In a significant development, oil prices fell sharply and stock markets experienced an upswing following U.S. President Donald Trump’s statement regarding a potential end to the conflict with Iran. Trump indicated that if Tehran agrees to a deal with Washington, the Strait of Hormuz would be accessible to all, including Iran. Posting on social media, he noted that the conclusion of what he termed the “legendary Epic Fury” would allow for the reopening of the strategically vital waterway, contingent upon Iran’s compliance with previously agreed terms.
The President’s comments came with a stark warning: failure by Iran to strike a deal would lead to intensified military action. Despite this, Trump announced a temporary halt to “Project Freedom,” an operation aimed at escorting ships through the Strait of Hormuz, which accounts for about 20% of the world’s oil supply.
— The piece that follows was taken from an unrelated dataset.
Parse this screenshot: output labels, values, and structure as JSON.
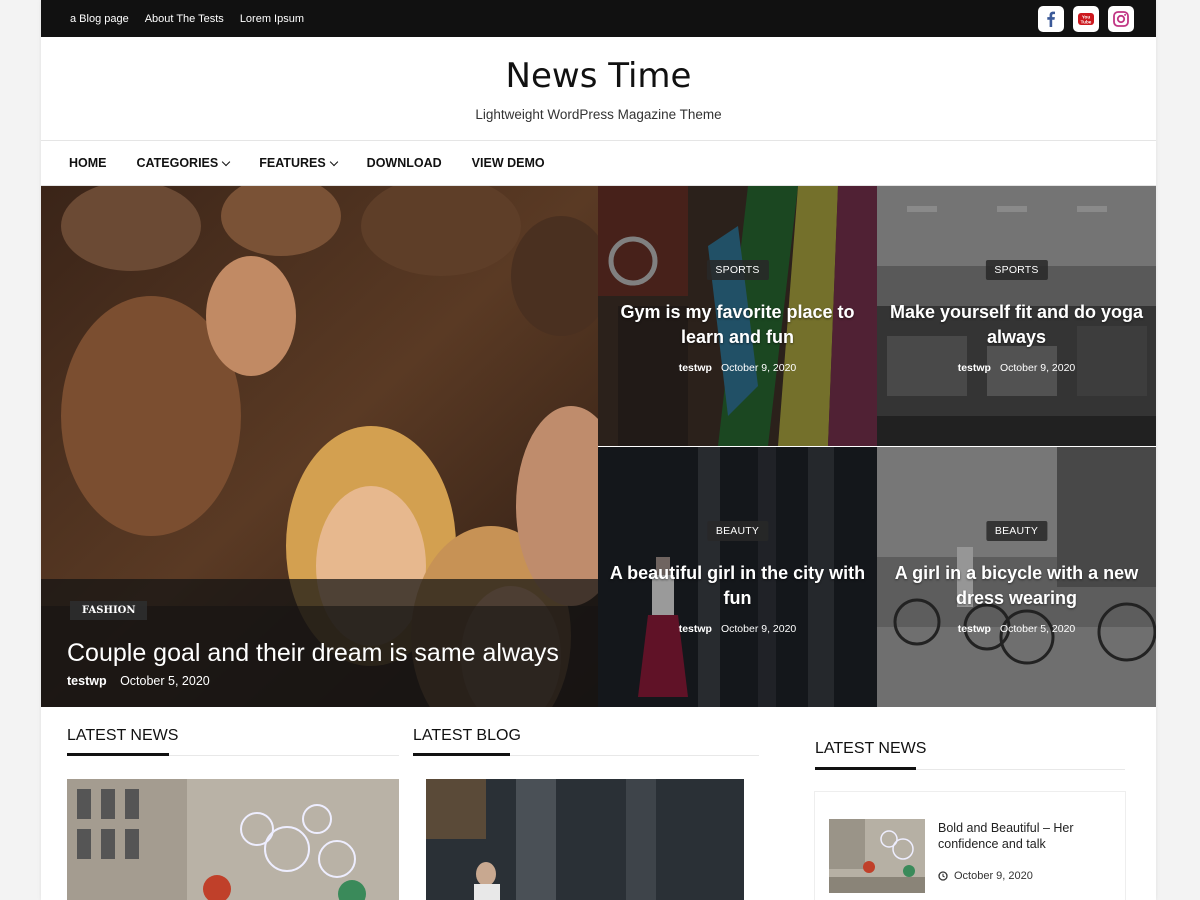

This blockade, initiated by Iran in late February, had prompted a global energy crisis. While pausing the operation for negotiations, Trump maintained that the blockade of Iranian ports would continue. Iran’s Revolutionary Guards’ Navy responded by assuring secure passage through the strait, reflecting a shift in response due to the U.S. pausing its actions.
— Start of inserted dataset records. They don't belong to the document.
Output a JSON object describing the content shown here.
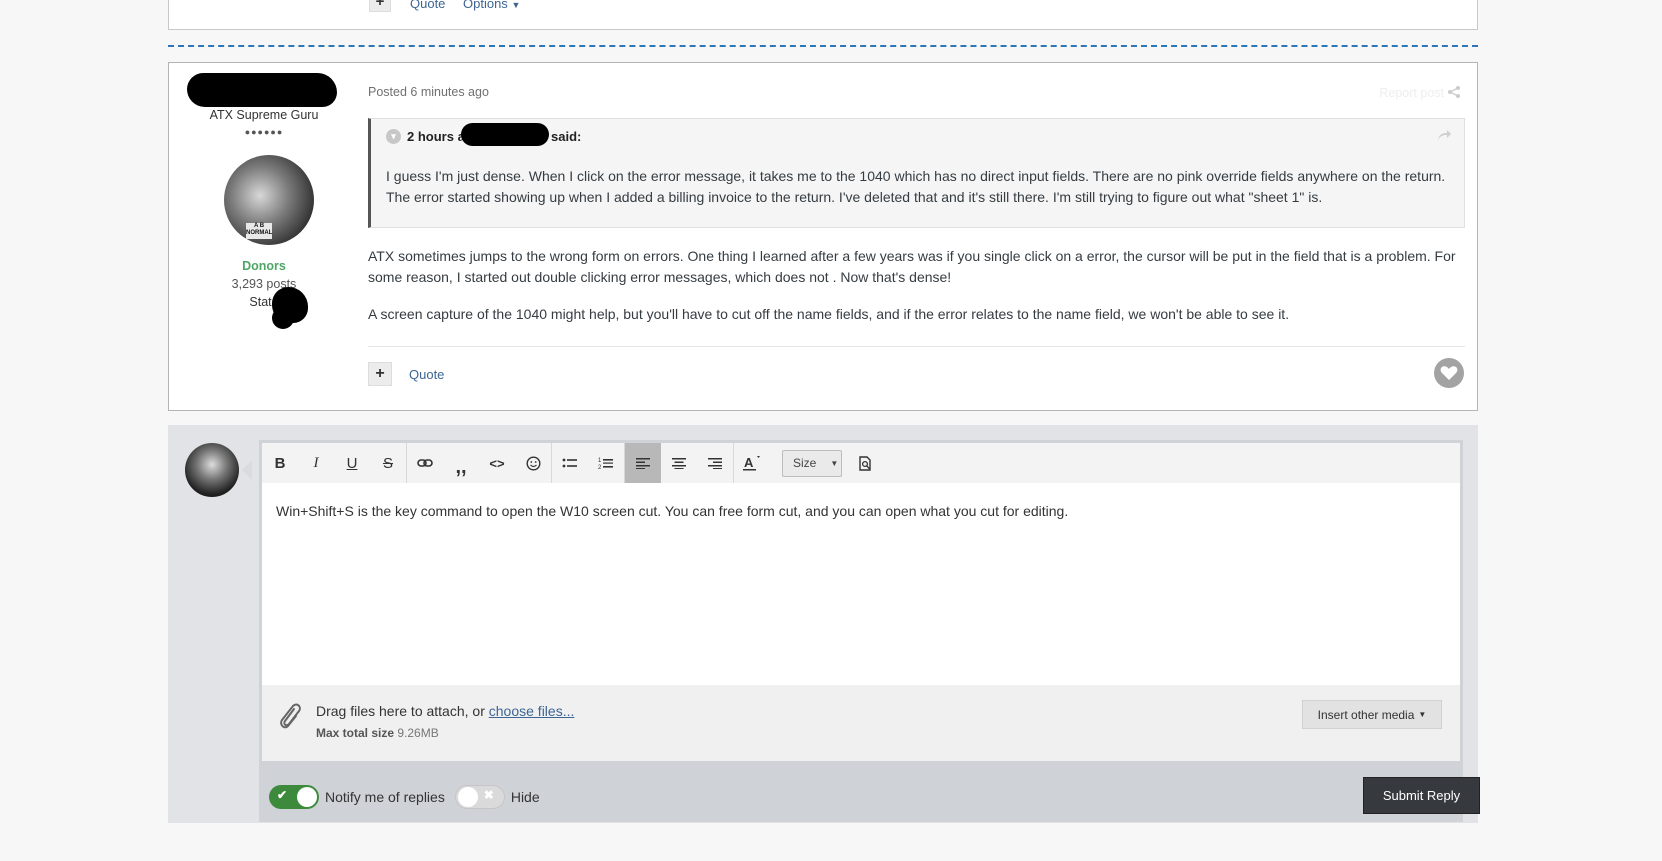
{
  "prev_post": {
    "quote_label": "Quote",
    "options_label": "Options",
    "add_label": "+"
  },
  "post": {
    "author": {
      "rank": "ATX Supreme Guru",
      "rank_pips": "●●●●●●",
      "avatar_sign": "A B\nNORMAL",
      "group": "Donors",
      "posts": "3,293 posts",
      "state": "State"
    },
    "meta": "Posted 6 minutes ago",
    "report_label": "Report post",
    "quote_block": {
      "header_prefix": "2 hours ag",
      "header_suffix": "said:",
      "text": "I guess I'm just dense. When I click on the error message, it takes me to the 1040 which has no direct input fields. There are no pink override  fields anywhere on the return. The error started showing up when I added a billing invoice to the return. I've deleted that and it's still there. I'm still trying to figure out what \"sheet 1\" is."
    },
    "paragraph1": "ATX sometimes jumps to the wrong form on errors. One thing I learned after a few years was if you single click on a error, the cursor will be put in the field that is a problem. For some reason, I started out double clicking error messages, which does not . Now that's dense!",
    "paragraph2": "A screen capture of the 1040 might help, but you'll have to cut off the name fields, and if the error relates to the name field, we won't be able to see it.",
    "add_label": "+",
    "quote_label": "Quote"
  },
  "editor": {
    "toolbar": {
      "bold": "B",
      "italic": "I",
      "underline": "U",
      "strike": "S",
      "size_label": "Size"
    },
    "content": "Win+Shift+S is the key command to open the W10 screen cut.  You can free form cut, and you can open what you cut for editing.",
    "attach": {
      "drag_text": "Drag files here to attach, or ",
      "choose_link": "choose files...",
      "max_label": "Max total size",
      "max_value": "9.26MB",
      "insert_media": "Insert other media"
    },
    "notify_label": "Notify me of replies",
    "hide_label": "Hide",
    "submit_label": "Submit Reply"
  },
  "colors": {
    "link": "#3d6594",
    "group": "#4ea766",
    "toggle_on": "#3d8a3d",
    "submit_bg": "#36393e",
    "separator": "#2d77b7"
  },
  "icons": [
    "share-icon",
    "arrow-icon",
    "heart-icon",
    "link-icon",
    "quote-icon",
    "code-icon",
    "emoji-icon",
    "bullet-list-icon",
    "numbered-list-icon",
    "align-left-icon",
    "align-center-icon",
    "align-right-icon",
    "text-color-icon",
    "preview-icon",
    "paperclip-icon",
    "chevron-down-icon",
    "check-icon",
    "x-icon"
  ]
}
As news of these developments broke, Brent crude oil prices, which had surged by 6% earlier in the week amid Middle Eastern tensions, plummeted 11% to $97 a barrel, marking a significant drop below the $100 threshold for the first time since April 22. Concurrently, wholesale gas prices decreased, with the British June contract falling 6.3% to 107.8p a therm, while airline stocks benefited from the prospect of improved international travel conditions. The decline in oil prices was initially accelerated by reports suggesting that the White House was close to finalizing a memorandum of understanding to end hostilities with Iran, setting the stage for more comprehensive nuclear discussions.
Despite these initial declines, oil prices later regained some ground, with Brent crude trading at $101.83 a barrel, down 7.3%, as Iran dismissed the proposed U.S. deal as an “American wishlist” rather than a feasible reality. The Revolutionary Guards offered no specifics about new procedures for safe transit through the strait but expressed gratitude to shipowners and captains for adhering to Iranian regulations.
The ongoing geopolitical tensions and economic implications were felt across global markets. European stock indices saw significant gains, with the UK’s FTSE 100 rising by 2%, France’s Cac 40 increasing by 3%, and Germany’s Dax climbing by 2.1%. Additionally, MSCI’s All-Country World Index achieved a new record, rising 1.6%, alongside similar advances in its emerging markets benchmark and its broadest index of Asia Pacific shares outside Japan, which rose by 2.5%.